从全基因组关联研究中估算多基因分数(PGS)的方法越来越多地被使用。然而,目前还缺乏独立的方法评估,而且方法比较通常也很有限。在此,我们以参考标准化框架为基础,评估了五项生物库研究(共约 120 万参与者)中通过七种方法得出的多基因分数,涉及 16 种疾病和定量性状。我们进行了元分析,以量化方法选择、超参数调整、方法组合和目标生物库对 PGS 性能的影响。我们发现,没有一种方法能始终优于所有其他方法。在方法调整良好的情况下,不同生物库之间的 PGS 效应大小比生物库内不同方法之间的差异更大。在调查的两种自身免疫性疾病(血清阳性类风湿性关节炎和 1 型糖尿病)中,不同方法之间的差异最大。对于大多数方法来说,交叉验证比自动调整(不使用目标数据)更能可靠地调整超参数。对于给定的目标表型,在英国生物库中调整的结合了不同方法的PGS(集合PGS)的弹性网模型提供了一致、高和可跨生物库转移的性能,相对于LDpred2和MegaPRS(经交叉验证调整后性能最好的两种单一方法),PGS效应大小(β系数)的中位数增加了5.0%。我们可交互式浏览的在线结果和开源工作流程 prspipe 为跨生物库的多基因评分方法分析提供了丰富的资源和参考。
本文章由计算机程序翻译,如有差异,请以英文原文为准。
查看原文
分享 分享
微信好友 朋友圈 QQ好友 复制链接
本刊更多论文
Evaluation of polygenic scoring methods in five biobanks shows larger variation between biobanks than methods and finds benefits of ensemble learning.

Methods of estimating polygenic scores (PGSs) from genome-wide association studies are increasingly utilized. However, independent method evaluation is lacking, and method comparisons are often limited. Here, we evaluate polygenic scores derived via seven methods in five biobank studies (totaling about 1.2 million participants) across 16 diseases and quantitative traits, building on a reference-standardized framework. We conducted meta-analyses to quantify the effects of method choice, hyperparameter tuning, method ensembling, and the target biobank on PGS performance. We found that no single method consistently outperformed all others. PGS effect sizes were more variable between biobanks than between methods within biobanks when methods were well tuned. Differences between methods were largest for the two investigated autoimmune diseases, seropositive rheumatoid arthritis and type 1 diabetes.
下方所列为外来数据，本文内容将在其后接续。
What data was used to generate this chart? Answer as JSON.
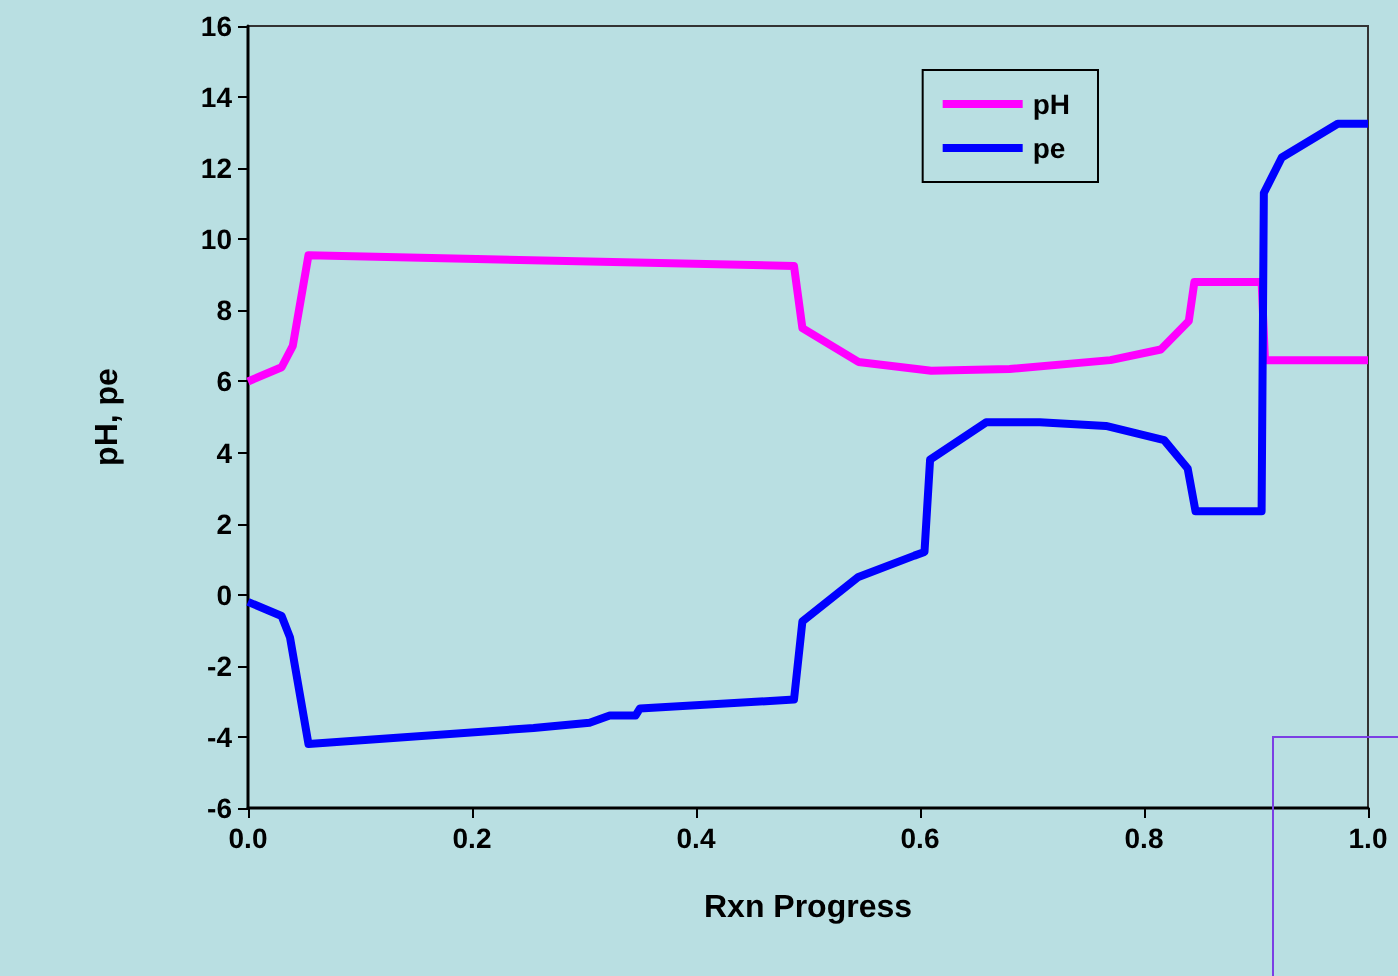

For most methods, cross-validation was more reliable for tuning hyperparameters than automatic tuning (without the use of target data). For a given target phenotype, elastic net models combining PGS across methods (ensemble PGS) tuned in the UK Biobank provided consistent, high, and cross-biobank transferable performance, increasing PGS effect sizes (β coefficients) by a median of 5.0% relative to LDpred2 and MegaPRS (the two best-performing single methods when tuned with cross-validation). Our interactively browsable online-results and open-source workflow prspipe provide a rich resource and reference for the analysis of polygenic scoring methods across biobanks.

求助全文
通过发布文献求助,成功后即可免费获取论文全文。 去求助
来源期刊
CiteScore
14.70
自引率
4.10%
发文量
185
审稿时长
1 months
期刊介绍: The American Journal of Human Genetics (AJHG) is a monthly journal published by Cell Press, chosen by The American Society of Human Genetics (ASHG) as its premier publication starting from January 2008. AJHG represents Cell Press's first society-owned journal, and both ASHG and Cell Press anticipate significant synergies between AJHG content and that of other Cell Press titles.
期刊最新文献
Primary cartilage transcriptional signatures reflect cell-type-specific molecular pathways underpinning osteoarthritis. The PRIMED Consortium: Reducing disparities in polygenic risk assessment. The methylomic landscape of human articular cartilage development contains epigenetic signatures of osteoarthritis risk. Comparative analysis of predicted DNA secondary structures infers complex human centromere topology. Toward trustable use of machine learning models of variant effects in the clinic.
×
引用
GB/T 7714-2015
复制
MLA
复制
APA
复制
导出至
BibTeX EndNote RefMan NoteFirst NoteExpress
×
×
提示
您的信息不完整,为了账户安全,请先补充。
现在去补充
×
提示
您因"违规操作"
具体请查看互助需知
我知道了
×
提示
现在去查看 取消
×
提示
确定
0
微信
客服QQ
Book学术公众号 扫码关注我们
反馈
×
意见反馈
请填写您的意见或建议
请填写您的手机或邮箱
已复制链接
已复制链接
快去分享给好友吧!
我知道了
×
扫码分享
扫码分享
Book学术官方微信
Book学术文献互助
Book学术文献互助群
群 号:481959085
Book学术
文献互助 智能选刊 最新文献 互助须知 联系我们:info@booksci.cn
Book学术提供免费学术资源搜索服务,方便国内外学者检索中英文文献。致力于提供最便捷和优质的服务体验。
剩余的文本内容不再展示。